Quote of the Day:
The Elizabeth Warren Scares Me Roundtable unveiled a new policy statement this week. Oh, wait, I’m mistaken. It was the Business Roundtable that issued the new statement.
It turns out that the late economist Milton Friedman’s writings have something to say about the Business Roundable’s Monday statement that benefiting shareholders is no longer their primary goal.
The Business Roundable in effect on Monday jilted people who have put their hard-earned money into their corporations with an eye to securing their retirement in favor of some sanctimonious virtue signaling.
The Roundtable stated: “Business Roundtable Redefines the Purpose of a Corporation to Promote ‘An Economy That Serves All Americans,’” according to a press release from the organization. It adds: “Updated Statement Moves Away from Shareholder Primacy, Includes Commitment to All Stakeholders.”
Friedman was cited in the statement–and not flatteringly.
Just for the record: We’re all for corporations being good citizens and doing well by the public—who’s not for this?—but we thought helping people who scrimp and save to invest for a secure retirement was a pretty good purpose for a corporation, too (“Enlightened CEOs to Shareholders: We’re Just Not That Into You Anymore”). The Wall Street Journal had an excellent editorial on the Roundtable statement (here).
Today it has another explaining why smearing Milton Friedman in the statement demonstrated a weak grasp of Friedman's thought on the purpose of corporations. The editors write:
The entire essay is worth reading, but two points from the excerpts are worth stressing for the CEOs who almost surely never read it. The first is that Friedman never said a business should ignore the “basic rules of the society, both those embodied in law and those embodied in ethical custom.”

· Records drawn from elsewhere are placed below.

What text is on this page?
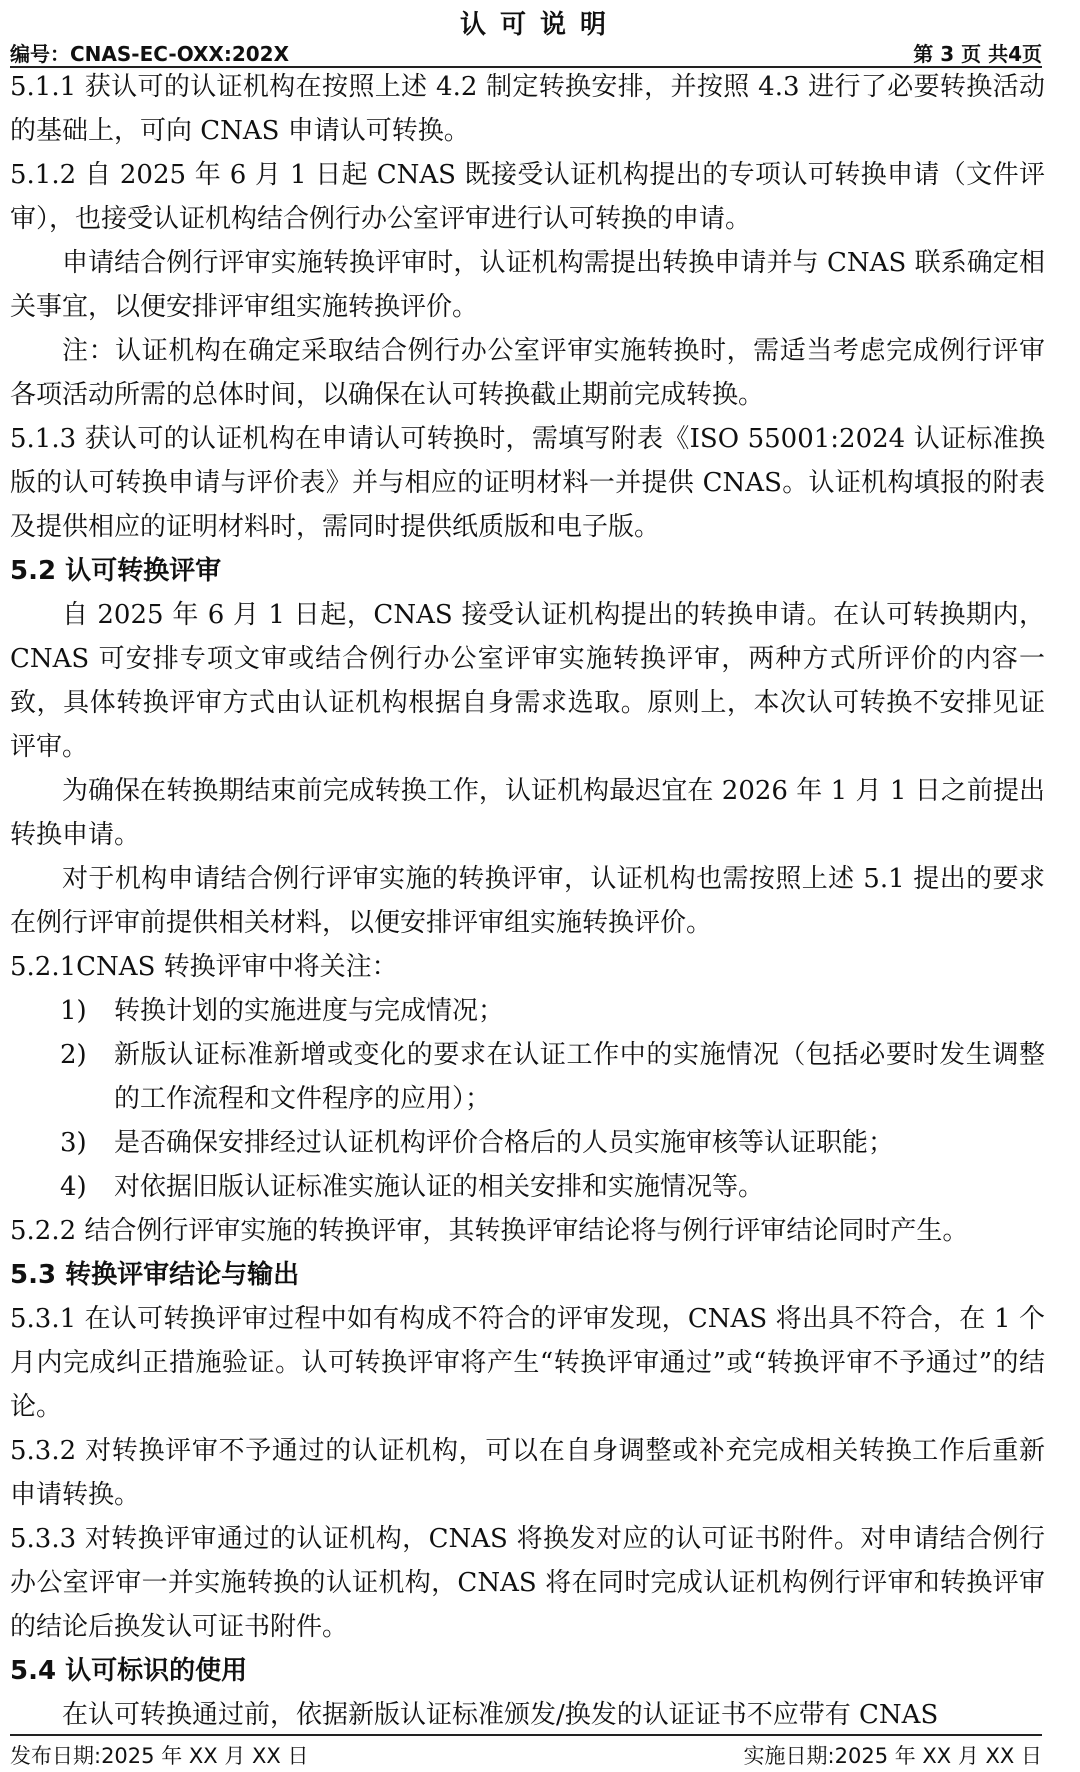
认可说明
编号：CNAS-EC-OXX:202X	第 3 页 共4页

5.1.1 获认可的认证机构在按照上述 4.2 制定转换安排，并按照 4.3 进行了必要转换活动的基础上，可向 CNAS 申请认可转换。

5.1.2 自 2025 年 6 月 1 日起 CNAS 既接受认证机构提出的专项认可转换申请（文件评审），也接受认证机构结合例行办公室评审进行认可转换的申请。

申请结合例行评审实施转换评审时，认证机构需提出转换申请并与 CNAS 联系确定相关事宜，以便安排评审组实施转换评价。

注：认证机构在确定采取结合例行办公室评审实施转换时，需适当考虑完成例行评审各项活动所需的总体时间，以确保在认可转换截止期前完成转换。

5.1.3 获认可的认证机构在申请认可转换时，需填写附表《ISO 55001:2024 认证标准换版的认可转换申请与评价表》并与相应的证明材料一并提供 CNAS。认证机构填报的附表及提供相应的证明材料时，需同时提供纸质版和电子版。

5.2 认可转换评审

自 2025 年 6 月 1 日起，CNAS 接受认证机构提出的转换申请。在认可转换期内，CNAS 可安排专项文审或结合例行办公室评审实施转换评审，两种方式所评价的内容一致，具体转换评审方式由认证机构根据自身需求选取。原则上，本次认可转换不安排见证评审。

为确保在转换期结束前完成转换工作，认证机构最迟宜在 2026 年 1 月 1 日之前提出转换申请。

对于机构申请结合例行评审实施的转换评审，认证机构也需按照上述 5.1 提出的要求在例行评审前提供相关材料，以便安排评审组实施转换评价。

5.2.1CNAS 转换评审中将关注：

1) 转换计划的实施进度与完成情况；

2) 新版认证标准新增或变化的要求在认证工作中的实施情况（包括必要时发生调整的工作流程和文件程序的应用）；

3) 是否确保安排经过认证机构评价合格后的人员实施审核等认证职能；

4) 对依据旧版认证标准实施认证的相关安排和实施情况等。

5.2.2 结合例行评审实施的转换评审，其转换评审结论将与例行评审结论同时产生。

5.3 转换评审结论与输出

5.3.1 在认可转换评审过程中如有构成不符合的评审发现，CNAS 将出具不符合，在 1 个月内完成纠正措施验证。认可转换评审将产生“转换评审通过”或“转换评审不予通过”的结论。

5.3.2 对转换评审不予通过的认证机构，可以在自身调整或补充完成相关转换工作后重新申请转换。

5.3.3 对转换评审通过的认证机构，CNAS 将换发对应的认可证书附件。对申请结合例行办公室评审一并实施转换的认证机构，CNAS 将在同时完成认证机构例行评审和转换评审的结论后换发认可证书附件。

5.4 认可标识的使用

在认可转换通过前，依据新版认证标准颁发/换发的认证证书不应带有 CNAS

发布日期:2025 年 XX 月 XX 日	实施日期:2025 年 XX 月 XX 日
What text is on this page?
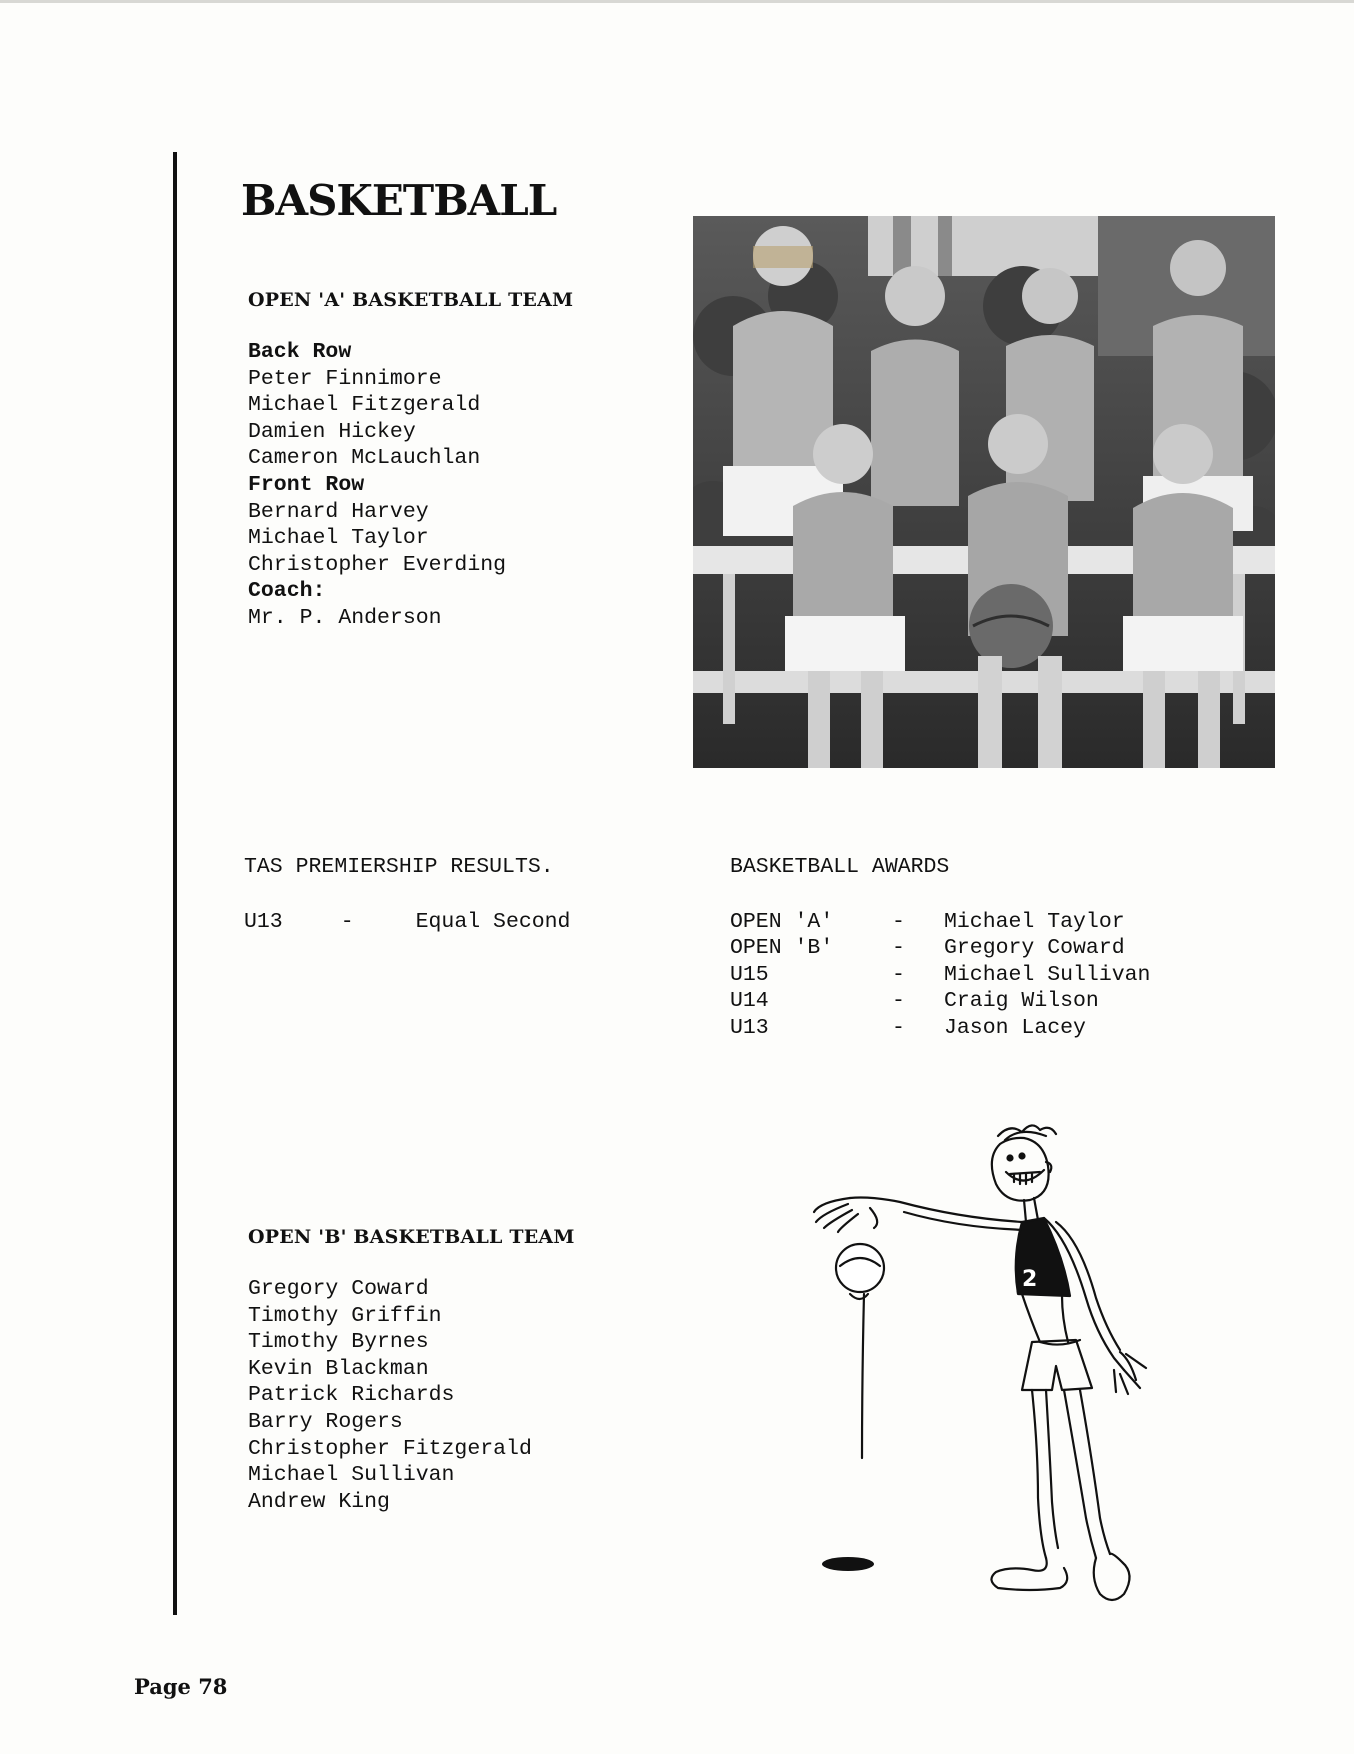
BASKETBALL
OPEN 'A' BASKETBALL TEAM
Back Row
Peter Finnimore
Michael Fitzgerald
Damien Hickey
Cameron McLauchlan
Front Row
Bernard Harvey
Michael Taylor
Christopher Everding
Coach:
Mr. P. Anderson
TAS PREMIERSHIP RESULTS.
U13	-	Equal Second
BASKETBALL AWARDS
OPEN 'A'	-	Michael Taylor
OPEN 'B'	-	Gregory Coward
U15	-	Michael Sullivan
U14	-	Craig Wilson
U13	-	Jason Lacey
OPEN 'B' BASKETBALL TEAM
Gregory Coward
Timothy Griffin
Timothy Byrnes
Kevin Blackman
Patrick Richards
Barry Rogers
Christopher Fitzgerald
Michael Sullivan
Andrew King
2
Page 78
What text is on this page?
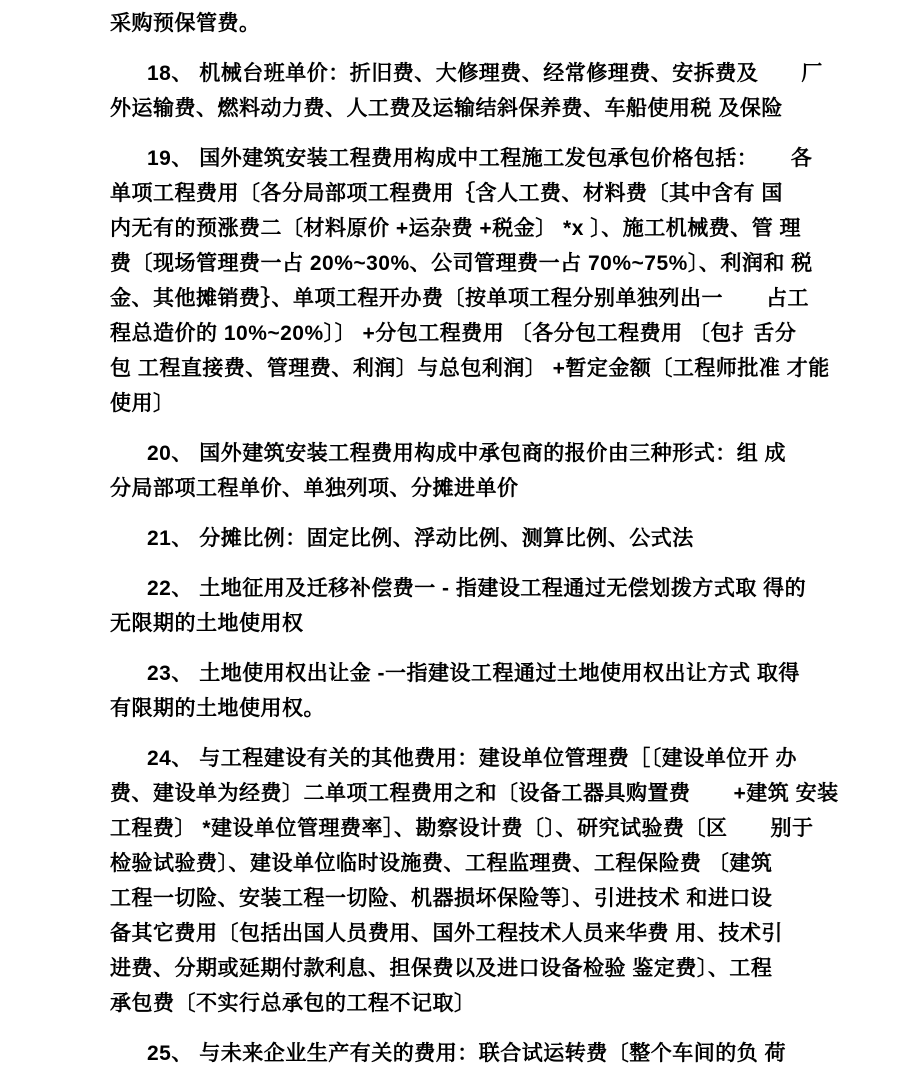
采购预保管费。
18、 机械台班单价：折旧费、大修理费、经常修理费、安拆费及　　厂
外运输费、燃料动力费、人工费及运输结斜保养费、车船使用税 及保险
19、 国外建筑安装工程费用构成中工程施工发包承包价格包括：　　各
单项工程费用〔各分局部项工程费用｛含人工费、材料费〔其中含有 国
内无有的预涨费二〔材料原价 +运杂费 +税金〕 *x 〕、施工机械费、管 理
费〔现场管理费一占 20%~30%、公司管理费一占 70%~75%〕、利润和 税
金、其他摊销费｝、单项工程开办费〔按单项工程分别单独列出一　　占工
程总造价的 10%~20%〕〕 +分包工程费用 〔各分包工程费用 〔包扌舌分
包 工程直接费、管理费、利润〕与总包利润〕 +暂定金额〔工程师批准 才能
使用〕
20、 国外建筑安装工程费用构成中承包商的报价由三种形式：组 成
分局部项工程单价、单独列项、分摊进单价
21、 分摊比例：固定比例、浮动比例、测算比例、公式法
22、 土地征用及迁移补偿费一 - 指建设工程通过无偿划拨方式取 得的
无限期的土地使用权
23、 土地使用权出让金 -一指建设工程通过土地使用权出让方式 取得
有限期的土地使用权。
24、 与工程建设有关的其他费用：建设单位管理费［〔建设单位开 办
费、建设单为经费〕二单项工程费用之和〔设备工器具购置费　　+建筑 安装
工程费〕 *建设单位管理费率］、勘察设计费〔〕、研究试验费〔区　　别于
检验试验费〕、建设单位临时设施费、工程监理费、工程保险费 〔建筑
工程一切险、安装工程一切险、机器损坏保险等〕、引进技术 和进口设
备其它费用〔包括出国人员费用、国外工程技术人员来华费 用、技术引
进费、分期或延期付款利息、担保费以及进口设备检验 鉴定费〕、工程
承包费〔不实行总承包的工程不记取〕
25、 与未来企业生产有关的费用：联合试运转费〔整个车间的负 荷
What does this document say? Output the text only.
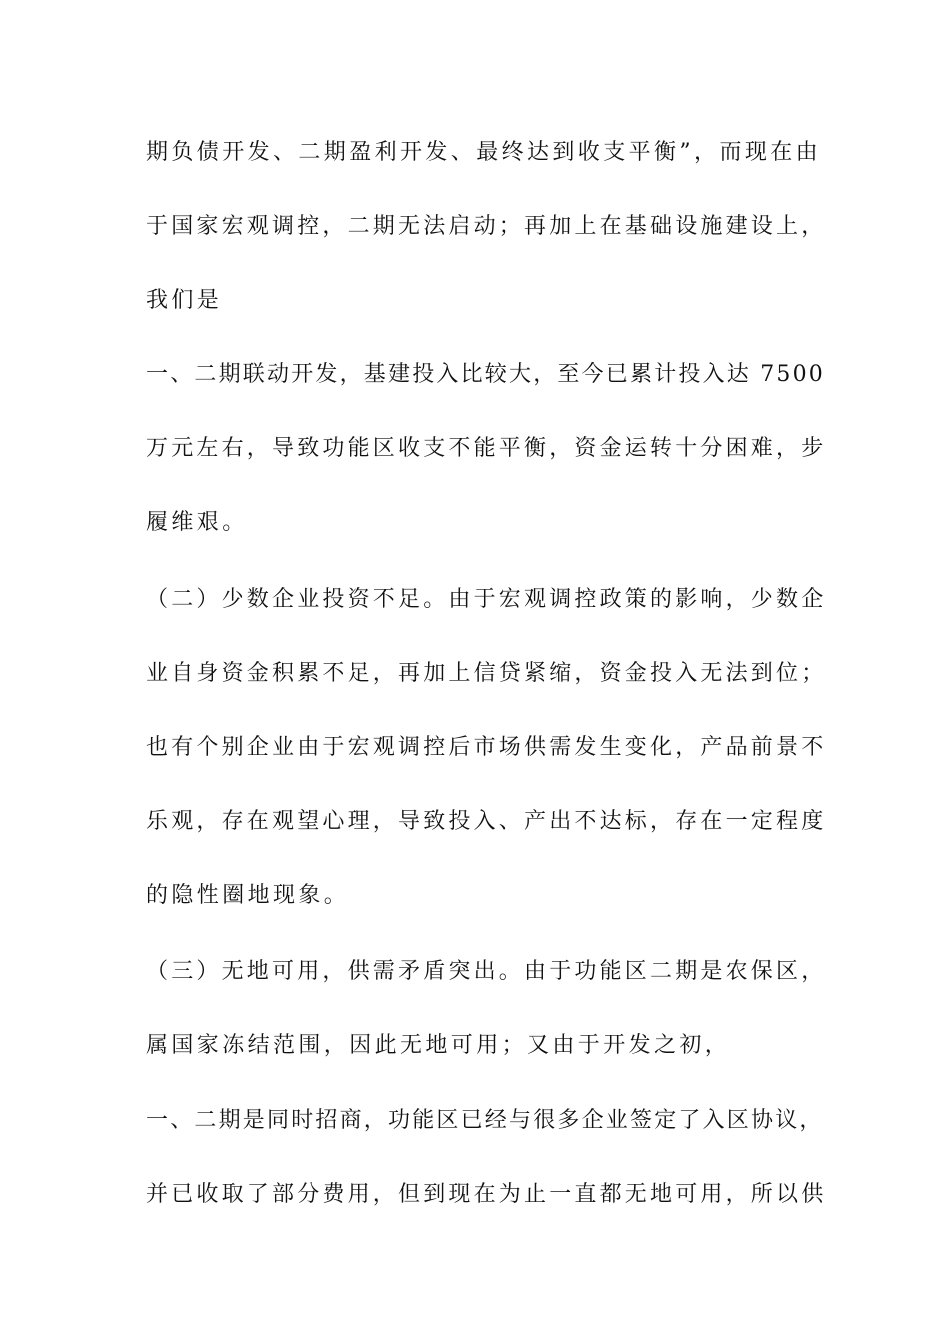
期负债开发、二期盈利开发、最终达到收支平衡”，而现在由
于国家宏观调控，二期无法启动；再加上在基础设施建设上，
我们是
一、二期联动开发，基建投入比较大，至今已累计投入达 7500
万元左右，导致功能区收支不能平衡，资金运转十分困难，步
履维艰。
（二）少数企业投资不足。由于宏观调控政策的影响，少数企
业自身资金积累不足，再加上信贷紧缩，资金投入无法到位；
也有个别企业由于宏观调控后市场供需发生变化，产品前景不
乐观，存在观望心理，导致投入、产出不达标，存在一定程度
的隐性圈地现象。
（三）无地可用，供需矛盾突出。由于功能区二期是农保区，
属国家冻结范围，因此无地可用；又由于开发之初，
一、二期是同时招商，功能区已经与很多企业签定了入区协议，
并已收取了部分费用，但到现在为止一直都无地可用，所以供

The attempt to smear Friedman’s counsel as amoral is false. His point was that profitable businesses serve the common good better than executives who spend money on “social responsibility” but preside over business failure.
The second point is Friedman’s warning that CEOs who put social responsibility above shareholders will find it redounds to their detriment. They feed the public belief that free markets and business are “wicked and immoral” and must be curbed by “external forces,” which typically means politicians.
Once those forces are unleashed, the arbiters will not be the “social consciences” of “pontificating executives.” The controlling power will be wielded by the iron fist of government. Nearly 50 years ago, Friedman anticipated the CEOs of the Business Roundtable.
Meanwhile, Holman Jenkins examines the actions of the Roundtable CEOs in a column headlined “CEOs for Elizabeth Warren.”
As Jenkins and others have seen, the Roundtable statement is really a way to placate, say, Elizabeth Warren if she becomes president.
The changes proposed by the Roundtable seem mostly cosmetic at this point.
However, the new policy could help CEOs who are doing a lousy job for shareholders hang onto their jobs because they are doing such a dandy job of corporate virtue signaling.